St. Emmeram is located on the river Isar and is a lush enclave of green. It is named after the St. Emmeram Chapel, which in turn is named after Otloh of St. Emmeram.

=== Johanneskirchen ===
Johanneskirchen is located east of the S8 train line. The district mostly consists of detached and semi-detached houses and has retained some of its rural character. It is serviced by the at the Johanneskirchen S-Bahn station.

=== Other quarters ===
The Bogenhausen borough also includes Arabellapark, Cosimapark, and Johanneskirchen to the north and north-east, as well as Englschalking, Denning, Zamdorf and Daglfing to the east. Especially Denning and Englschalking have developed into very idyllic and affluent suburban residential districts, making them extremely popular with well-off families who increasingly build new houses and villas there. Parts of Englschalking and almost the whole of Daglfing (which lies just outside Munich's official city limits, bordering Denning and Zamdorf), have retained a distinctive rural character, still featuring old farm buildings and fields. The contrast between these rural and the more modern suburban areas becomes apparent as soon as one crosses the Munich S-Bahn rails of Line , which practically coincides with Munich's eastern border in this area.
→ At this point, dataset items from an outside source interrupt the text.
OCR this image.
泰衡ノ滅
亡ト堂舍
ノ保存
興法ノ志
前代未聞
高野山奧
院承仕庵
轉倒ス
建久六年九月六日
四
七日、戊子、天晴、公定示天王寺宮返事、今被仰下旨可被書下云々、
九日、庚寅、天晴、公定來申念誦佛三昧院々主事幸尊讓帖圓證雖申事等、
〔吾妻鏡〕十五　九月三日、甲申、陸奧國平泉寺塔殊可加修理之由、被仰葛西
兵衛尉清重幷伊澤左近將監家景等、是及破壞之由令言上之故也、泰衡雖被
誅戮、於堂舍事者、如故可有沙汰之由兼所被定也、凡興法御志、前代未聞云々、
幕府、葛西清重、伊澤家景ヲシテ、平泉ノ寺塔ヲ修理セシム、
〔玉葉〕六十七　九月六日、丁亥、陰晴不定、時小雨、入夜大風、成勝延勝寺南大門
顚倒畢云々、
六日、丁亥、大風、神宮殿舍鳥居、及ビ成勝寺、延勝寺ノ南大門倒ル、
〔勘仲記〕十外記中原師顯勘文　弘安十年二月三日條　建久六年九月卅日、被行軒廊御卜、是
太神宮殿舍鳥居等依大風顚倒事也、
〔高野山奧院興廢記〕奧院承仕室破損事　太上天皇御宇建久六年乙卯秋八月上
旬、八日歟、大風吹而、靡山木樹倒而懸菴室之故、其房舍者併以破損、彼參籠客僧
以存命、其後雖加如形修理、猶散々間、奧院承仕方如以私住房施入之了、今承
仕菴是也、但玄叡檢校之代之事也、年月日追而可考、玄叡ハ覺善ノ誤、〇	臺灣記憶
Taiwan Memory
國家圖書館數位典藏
The other parts of the Stadtbezirk are a relatively newly developed mixture of commercial and residential areas. Even Arabellapark, which became Munich's first true cluster of high-rise buildings in the 80's, and Cosimapark, a post-World War II housing estate, were predominantly green fields until the 60's, but have been rapidly developed since then. You can find a mixture of offices, restaurants, shops, sports facilities and schools there, alternating with typical German apartment buildings from the 60's and 70's right up to newly built offerings, older and newer detached and semi-detached houses, villas, and quite a few authentic farm houses that survived modern developments. Additionally, multitudes of parks and playgrounds dot the whole area.